Manchmal wird ein Abschied zum Moment, in dem sich ein musikalisches Zeitalter bündelt. The Last Waltz zeigt, wie ein letzter Tanz zur Chronik eines Übergangs wird – und zur vielleicht schönsten Selbstdeutung amerikanischer Musik.
Ein Abschied, der zum Anfang eines Mythos wurde. Thanksgiving 1976, Winterland Ballroom, San Francisco: The Band bittet zum letzten Tanz. Bill Graham serviert Truthahn, gönnt dem Saal ein Vorprogramm, das schon für sich genommen ein Fest ist. Aus dieser Nacht schneidet Martin Scorsese später einen Film, 1978 erscheint die dazugehörige Platte. Beides, Film und Album, sind weniger Dokument als Verdichtung: ein Blick, der einen Übergang festhält.

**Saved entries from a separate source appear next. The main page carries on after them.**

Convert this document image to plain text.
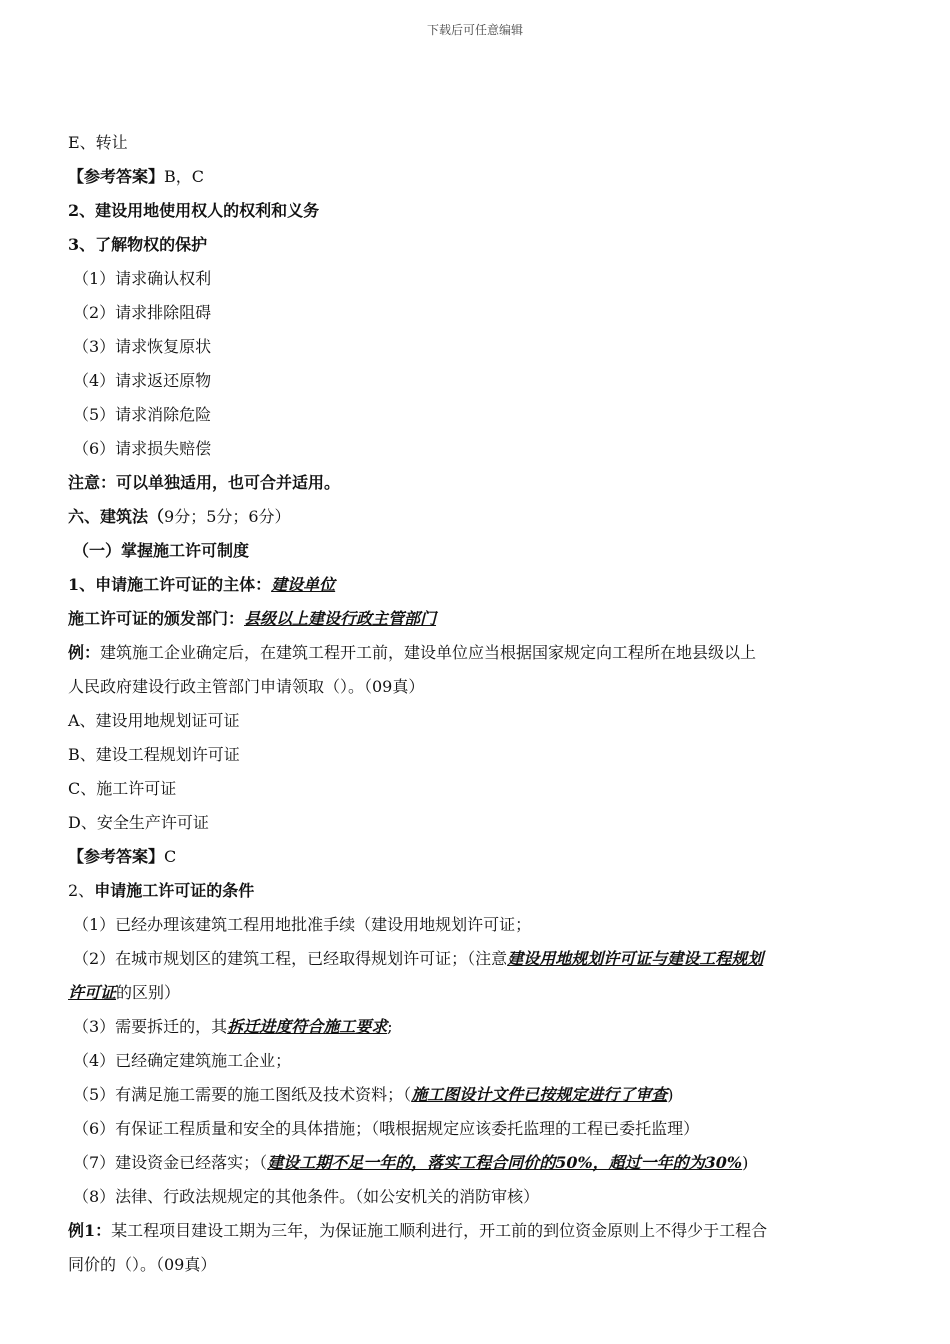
下载后可任意编辑
E、转让
【参考答案】B，C
2、建设用地使用权人的权利和义务
3、了解物权的保护
（1）请求确认权利
（2）请求排除阻碍
（3）请求恢复原状
（4）请求返还原物
（5）请求消除危险
（6）请求损失赔偿
注意：可以单独适用，也可合并适用。
六、建筑法（9分；5分；6分）
（一）掌握施工许可制度
1、申请施工许可证的主体：建设单位
施工许可证的颁发部门：县级以上建设行政主管部门
例：建筑施工企业确定后，在建筑工程开工前，建设单位应当根据国家规定向工程所在地县级以上
人民政府建设行政主管部门申请领取（）。（09真）
A、建设用地规划证可证
B、建设工程规划许可证
C、施工许可证
D、安全生产许可证
【参考答案】C
2、申请施工许可证的条件
（1）已经办理该建筑工程用地批准手续（建设用地规划许可证；
（2）在城市规划区的建筑工程，已经取得规划许可证；（注意建设用地规划许可证与建设工程规划
许可证的区别）
（3）需要拆迁的，其拆迁进度符合施工要求;
（4）已经确定建筑施工企业；
（5）有满足施工需要的施工图纸及技术资料；（施工图设计文件已按规定进行了审查)
（6）有保证工程质量和安全的具体措施；（哦根据规定应该委托监理的工程已委托监理）
（7）建设资金已经落实；（建设工期不足一年的，落实工程合同价的50%，超过一年的为30%)
（8）法律、行政法规规定的其他条件。（如公安机关的消防审核）
例1：某工程项目建设工期为三年，为保证施工顺利进行，开工前的到位资金原则上不得少于工程合
同价的（）。（09真）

The Band – vier Kanadier und Levon Helm aus Arkansas – hatte da längst ein eigenes Idiom gefunden: Folk, Rhythm & Blues, Country, Gospel, ohne Zierrat, eine Schule der Ökonomie. Nichts ist zu viel, alles hat seinen Platz. An diesem Abend wird das Eigene spiegelnd erweitert: Die Gäste treten wie Nachbarn durch die offene Tür – Bob Dylan, Joni Mitchell, Van Morrison, Muddy Waters, Neil Young, Eric Clapton – und plötzlich ziehen sich Linien durch den Raum, die aus einzelnen Geschichten eine Landkarte machen.
Die Bilder sind warm, fast bühnenstaubig; 35 mm Korn über Gold und Rot. Scorseses Kameras suchen Nähe und halten doch die Distanz des Chronisten. Nicht alles entsteht auf der Bühne: «Evangeline» mit Emmylou Harris und «The Weight» mit den Staple Singers werden nachträglich für die Kamera neu eingerichtet. Das schmälert nichts; im Gegenteil, es erinnert daran, dass Authentizität hier weniger Herkunft als Haltung ist.
Musikalisch bleibt die Balance das Wunder. Levon Helms Drums atmen breit, Rick Dankos Stimme trägt eine helle Melancholie, Richard Manuel öffnet die Lieder nach oben, Garth Hudson zieht mit Orgel und Keyboards feine Linien, und Robbie Robertson hält das Ganze trocken und präzise auf Gitarrenhöhe zusammen. Der erweiterte Bläsersatz, hörbar von New Orleans geschult, legt Glanz über den Abend, ohne ihn zu verstellen.
Einige Szenen brennen sich ein: Muddy Waters stampft «Mannish Boy» als Lehrstunde in Souveränität; Van Morrison schleudert «Caravan» ins Rund und hebt für den Schluss tatsächlich die Füsse vom Boden; Joni Mitchells «Coyote» spannt ein rhythmisches Geflecht aus Zartheit und Entschlossenheit. Am Ende das gemeinschaftliche «I Shall Be Released» – Pathos, ja, aber getragen von einer Brüchigkeit, der man glauben kann.
Spätere Restaurierungen haben den Rang nur bekräftigt. Entscheidend bleibt: The Last Waltz ist ein bewusst inszenierter Abschied, der nicht schliesst, sondern rahmt. Seit jener Nacht hat sich das Bild amerikanischer Musik vielfach verschoben; hier erscheint es in einer Form, die hält. In Zeiten, in denen der Konzertfilm gern zum Content schrumpft, erinnert dieses Werk daran, dass Aufzeichnung Kunst sein kann – und dass ein letzter Tanz bisweilen erst der Anfang der Erinnerung ist.